NASA published lots of composite buckling reports in the 1990's and 2000's.

Yes, you are correct, the sign of the shear load matters for a composite laminate using tape materials, because the bending stiffness is not the same in the +45 and -45 directions. If you use FEM, you need to apply both shear load directions. Or possibly extract both +ve and -ve eigenvalues.

The composite panel buckling tool that I wrote decades ago calculated separate buckling load for + and - shear.
 
Yes, and what you have noticed is what makes the difference between "orthotropic" and "anisotropic" analysis. In the bending stiffness matrix, the bend-twist coupling terms D16 and D26 make the difference. When D16 and D26 are not zero, the D matrix is "fully populated" and referred to as anisotropic. When D16=D26=0, the behavior is called orthotropic (or "specially orthotropic"). Many composite analysis tools and handbook formulas are based on the orthotropic assumption because solving the fully anisotropic problem is more difficult. I presume the manual for the tool you are using should mention that when it describes its theoretical basis.

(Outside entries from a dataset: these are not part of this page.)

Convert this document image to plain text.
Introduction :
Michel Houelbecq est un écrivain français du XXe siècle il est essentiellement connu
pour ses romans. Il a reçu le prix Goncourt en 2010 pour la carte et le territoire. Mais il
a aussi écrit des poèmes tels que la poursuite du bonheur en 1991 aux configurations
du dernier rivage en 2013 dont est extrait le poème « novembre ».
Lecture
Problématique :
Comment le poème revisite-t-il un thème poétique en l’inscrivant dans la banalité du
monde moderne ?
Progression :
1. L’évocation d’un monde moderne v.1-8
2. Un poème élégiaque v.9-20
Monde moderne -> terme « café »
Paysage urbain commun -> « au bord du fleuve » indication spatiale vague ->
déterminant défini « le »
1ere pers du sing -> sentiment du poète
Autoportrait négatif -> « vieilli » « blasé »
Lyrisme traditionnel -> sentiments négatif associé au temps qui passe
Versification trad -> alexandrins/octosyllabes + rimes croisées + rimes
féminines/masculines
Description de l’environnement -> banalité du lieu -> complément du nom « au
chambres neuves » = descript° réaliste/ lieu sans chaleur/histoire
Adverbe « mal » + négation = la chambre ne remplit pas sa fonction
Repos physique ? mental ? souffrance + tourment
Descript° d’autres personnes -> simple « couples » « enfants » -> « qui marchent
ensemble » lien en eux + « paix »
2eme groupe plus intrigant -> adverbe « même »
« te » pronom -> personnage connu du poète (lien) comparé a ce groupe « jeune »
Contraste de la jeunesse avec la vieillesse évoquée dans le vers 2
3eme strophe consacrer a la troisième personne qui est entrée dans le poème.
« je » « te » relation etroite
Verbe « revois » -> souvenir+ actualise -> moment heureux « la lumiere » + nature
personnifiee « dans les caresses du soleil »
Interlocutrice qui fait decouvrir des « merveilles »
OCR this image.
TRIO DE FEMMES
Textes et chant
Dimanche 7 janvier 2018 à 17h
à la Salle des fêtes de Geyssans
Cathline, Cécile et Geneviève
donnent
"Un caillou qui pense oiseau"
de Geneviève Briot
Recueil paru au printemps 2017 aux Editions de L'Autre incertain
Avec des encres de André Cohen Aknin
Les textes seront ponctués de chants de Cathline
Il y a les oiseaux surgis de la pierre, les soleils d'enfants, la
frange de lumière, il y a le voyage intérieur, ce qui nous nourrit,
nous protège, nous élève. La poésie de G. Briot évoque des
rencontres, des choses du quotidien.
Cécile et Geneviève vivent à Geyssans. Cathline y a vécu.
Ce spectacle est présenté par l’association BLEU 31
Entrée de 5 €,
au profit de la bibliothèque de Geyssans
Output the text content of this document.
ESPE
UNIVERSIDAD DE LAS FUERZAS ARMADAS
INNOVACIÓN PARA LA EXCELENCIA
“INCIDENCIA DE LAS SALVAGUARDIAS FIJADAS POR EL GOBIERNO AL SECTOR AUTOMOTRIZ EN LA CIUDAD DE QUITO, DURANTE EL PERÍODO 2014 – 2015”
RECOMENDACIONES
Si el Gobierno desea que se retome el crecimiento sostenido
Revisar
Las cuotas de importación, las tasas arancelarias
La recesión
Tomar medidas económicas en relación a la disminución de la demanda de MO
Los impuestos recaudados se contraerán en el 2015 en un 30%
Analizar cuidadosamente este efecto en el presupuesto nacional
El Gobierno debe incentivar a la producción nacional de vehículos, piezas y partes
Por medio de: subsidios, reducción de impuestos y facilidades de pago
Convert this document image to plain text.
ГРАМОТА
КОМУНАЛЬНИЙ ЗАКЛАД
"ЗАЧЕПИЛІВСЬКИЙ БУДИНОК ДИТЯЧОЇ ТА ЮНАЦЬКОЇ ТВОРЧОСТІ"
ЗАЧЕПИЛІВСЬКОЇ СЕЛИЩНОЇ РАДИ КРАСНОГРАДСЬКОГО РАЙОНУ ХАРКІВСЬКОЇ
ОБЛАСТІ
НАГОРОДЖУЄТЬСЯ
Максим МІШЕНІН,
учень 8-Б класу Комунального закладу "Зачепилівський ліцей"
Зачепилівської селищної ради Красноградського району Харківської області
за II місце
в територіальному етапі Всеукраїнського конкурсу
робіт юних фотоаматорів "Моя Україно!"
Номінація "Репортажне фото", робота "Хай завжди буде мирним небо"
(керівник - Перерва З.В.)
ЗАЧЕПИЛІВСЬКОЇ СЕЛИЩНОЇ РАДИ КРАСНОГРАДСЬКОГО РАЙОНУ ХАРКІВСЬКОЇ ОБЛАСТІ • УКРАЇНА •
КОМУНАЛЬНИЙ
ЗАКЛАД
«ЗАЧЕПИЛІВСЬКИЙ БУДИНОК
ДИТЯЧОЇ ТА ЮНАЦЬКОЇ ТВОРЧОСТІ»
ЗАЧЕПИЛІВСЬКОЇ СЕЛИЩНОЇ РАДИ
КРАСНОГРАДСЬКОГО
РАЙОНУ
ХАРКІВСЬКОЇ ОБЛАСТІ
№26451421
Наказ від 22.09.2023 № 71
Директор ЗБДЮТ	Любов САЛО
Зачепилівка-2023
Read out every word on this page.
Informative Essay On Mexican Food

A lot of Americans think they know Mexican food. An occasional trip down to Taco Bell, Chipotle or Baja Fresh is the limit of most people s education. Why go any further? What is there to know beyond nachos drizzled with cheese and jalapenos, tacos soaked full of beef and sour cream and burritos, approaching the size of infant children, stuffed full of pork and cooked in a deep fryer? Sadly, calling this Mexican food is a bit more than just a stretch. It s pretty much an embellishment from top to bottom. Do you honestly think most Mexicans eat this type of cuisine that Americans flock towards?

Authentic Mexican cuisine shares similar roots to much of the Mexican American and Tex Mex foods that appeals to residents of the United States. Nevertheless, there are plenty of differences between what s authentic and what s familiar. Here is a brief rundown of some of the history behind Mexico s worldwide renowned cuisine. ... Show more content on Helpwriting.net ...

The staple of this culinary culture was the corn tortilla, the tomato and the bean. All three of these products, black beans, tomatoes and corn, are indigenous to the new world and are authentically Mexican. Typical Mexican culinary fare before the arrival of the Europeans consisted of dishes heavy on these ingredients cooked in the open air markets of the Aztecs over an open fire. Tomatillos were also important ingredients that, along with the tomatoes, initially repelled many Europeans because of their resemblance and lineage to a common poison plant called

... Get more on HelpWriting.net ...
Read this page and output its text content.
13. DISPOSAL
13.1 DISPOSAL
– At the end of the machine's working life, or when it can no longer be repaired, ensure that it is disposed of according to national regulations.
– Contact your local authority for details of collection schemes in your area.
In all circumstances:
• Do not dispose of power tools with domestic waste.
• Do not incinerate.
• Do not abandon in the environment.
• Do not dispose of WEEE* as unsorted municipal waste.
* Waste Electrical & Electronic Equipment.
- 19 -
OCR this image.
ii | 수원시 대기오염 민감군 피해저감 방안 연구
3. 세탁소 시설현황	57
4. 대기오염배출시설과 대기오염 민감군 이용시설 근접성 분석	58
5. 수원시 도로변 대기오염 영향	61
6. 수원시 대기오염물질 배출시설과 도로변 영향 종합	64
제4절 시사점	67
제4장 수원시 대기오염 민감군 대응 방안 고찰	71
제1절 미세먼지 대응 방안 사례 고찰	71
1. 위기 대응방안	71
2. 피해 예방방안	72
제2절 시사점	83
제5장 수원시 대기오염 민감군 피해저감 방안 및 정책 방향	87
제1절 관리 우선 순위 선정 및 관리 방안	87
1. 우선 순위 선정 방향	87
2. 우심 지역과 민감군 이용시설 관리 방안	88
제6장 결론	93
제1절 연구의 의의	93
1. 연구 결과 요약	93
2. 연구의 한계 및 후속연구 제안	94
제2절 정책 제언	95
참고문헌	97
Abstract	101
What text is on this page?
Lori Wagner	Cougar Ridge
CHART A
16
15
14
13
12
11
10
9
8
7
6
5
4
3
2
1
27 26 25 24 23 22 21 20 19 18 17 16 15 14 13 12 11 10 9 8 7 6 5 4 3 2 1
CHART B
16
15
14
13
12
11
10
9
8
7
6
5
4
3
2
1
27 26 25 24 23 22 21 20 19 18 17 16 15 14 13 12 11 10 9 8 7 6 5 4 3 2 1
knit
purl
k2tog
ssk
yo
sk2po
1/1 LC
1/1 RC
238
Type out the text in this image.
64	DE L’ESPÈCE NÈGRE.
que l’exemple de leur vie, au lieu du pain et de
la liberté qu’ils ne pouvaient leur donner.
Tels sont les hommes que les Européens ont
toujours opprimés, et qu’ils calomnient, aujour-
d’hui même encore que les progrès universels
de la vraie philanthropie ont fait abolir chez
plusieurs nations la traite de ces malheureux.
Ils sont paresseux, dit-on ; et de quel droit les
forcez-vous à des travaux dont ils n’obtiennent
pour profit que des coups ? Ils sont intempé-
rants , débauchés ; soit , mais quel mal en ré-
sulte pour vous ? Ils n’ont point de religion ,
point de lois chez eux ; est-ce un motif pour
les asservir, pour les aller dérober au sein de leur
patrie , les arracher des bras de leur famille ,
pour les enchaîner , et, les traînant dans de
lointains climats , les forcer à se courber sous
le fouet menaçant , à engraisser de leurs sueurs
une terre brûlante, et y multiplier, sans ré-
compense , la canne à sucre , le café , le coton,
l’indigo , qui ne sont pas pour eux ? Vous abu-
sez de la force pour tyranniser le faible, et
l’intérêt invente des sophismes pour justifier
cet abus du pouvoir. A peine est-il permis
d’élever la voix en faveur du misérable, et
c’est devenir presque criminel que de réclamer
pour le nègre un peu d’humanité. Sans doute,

Even if it is only a brief description, the term "orthotropic" plate theory would be a dead giveaway that it is neglecting the D16 and D26 terms in the buckling analysis.

Your studies have also revealed when these effects might be important. In a symmetric 4-ply laminate consisting of (+45/-45/-45/+45) they will be significant. But in a 24-ply symmetric laminate with [ (+45/-45)12 ]sym they will be much smaller. On the other hand, the effects will be significant for a 24-ply symmetric laminate with all the +45 and all the -45 plies stacked together (that is: [ (+45)12 / (-45)12 ]sym. That is another reason that it is good practice to disperse the different ply angles rather than clump like plies together.

To get an feeling of how different layups affect the magnitude of these terms, all you need to do is to compute the ABD matrices for a variety of laminates, you don't need to do the full FEA run. Look at the D16 and D26 terms and see how large they are in relation to D11 and D22. Michael P. Nemeth (NASA) uses two non-dimensional "anisotropic parameter" called gamma and delta to quantify these effects. (e.g. see his paper "Importance of Anisotropy on Buckling of Compression-Loaded Symmetric Composite Plates" AIAA Journal, Vol 24, No 11, Nov 1986. although has has many similar papers on the NASA Technical Report Server).

Robert M. Jones also has some discussion along these lines in his book "Mechanics of Composite Materials". See Chapter 5, Bending, Buckling, and Vibration of Laminated Plates.
 
one more thing I should have added...

An for any given laminate, if you interchange the +45 and -45 plies, you will change the sign of the D16 and D26 terms, but not the magnitude. Again, looking at the ADB matrices of lots of sample laminates should be instructive.